Accordingly, AESG solves the problems with ESG investing because (i) it is real, not a marketing ploy, (ii) it relies on qualitative analysis rather than quantitative metrics and ratings, (iii) it uses engagement to actually create an ESG to effect change without compromising shareholder value, and (iv) it has the alpha historically associated with shareholder activism. Furthermore, AESG investors not only strive to change the ESG practices in their portfolio companies during their engagement, but also the long-term culture of the company, so that ESG is ingrained in management thinking as something to weigh and consider in all future business decisions must become .
ESG investing is a term that combines two concepts: ESG and investing. However, most mutual funds on either side of the debate tend to focus on just one of these concepts and ignore the other. Responsible ESG investing is not just being responsible for environmental, social and governance factors, but being a responsible investor for ESG factors and aiming for outsized capital appreciation. This is a key tenet of AESG investments.

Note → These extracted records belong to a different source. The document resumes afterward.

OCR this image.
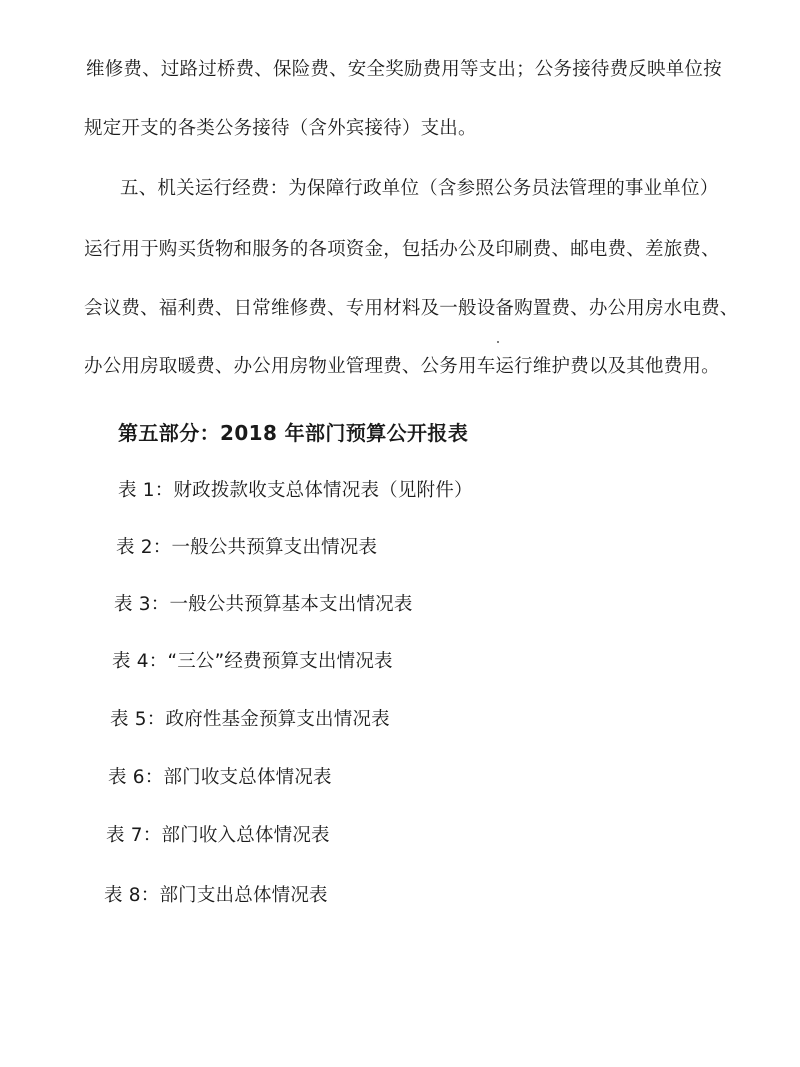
维修费、过路过桥费、保险费、安全奖励费用等支出；公务接待费反映单位按
规定开支的各类公务接待（含外宾接待）支出。
五、机关运行经费：为保障行政单位（含参照公务员法管理的事业单位）
运行用于购买货物和服务的各项资金，包括办公及印刷费、邮电费、差旅费、
会议费、福利费、日常维修费、专用材料及一般设备购置费、办公用房水电费、
办公用房取暖费、办公用房物业管理费、公务用车运行维护费以及其他费用。
第五部分：2018 年部门预算公开报表
表 1：财政拨款收支总体情况表（见附件）
表 2：一般公共预算支出情况表
表 3：一般公共预算基本支出情况表
表 4：“三公”经费预算支出情况表
表 5：政府性基金预算支出情况表
表 6：部门收支总体情况表
表 7：部门收入总体情况表
表 8：部门支出总体情况表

Because there is a finite number of investors with the skills, attributes and inclination to actively engage in the management of portfolio companies, AESG investment strategies will always be a small subset of total ESG wealth. But it will be an increasingly important subset, and those who invest in AESG investing will add a much-needed active component to ESG investing to effect real change and generate real alpha. ESG investing is still a young strategy and will continue to evolve and evolve. As more activist managers begin to focus their efforts on ESG improvements, AESG becomes an important part of this evolution.
Ken Squire is the founder and president of 13D Monitor, an institutional research service on shareholder activism, and he is the founder and portfolio manager of the 13D Activist Fund, a mutual fund that invests in a portfolio of 13D activist assets. Squire is also the creator of the AESG™ investment category, an activist investment style focused on improving portfolio companies’ ESG practices.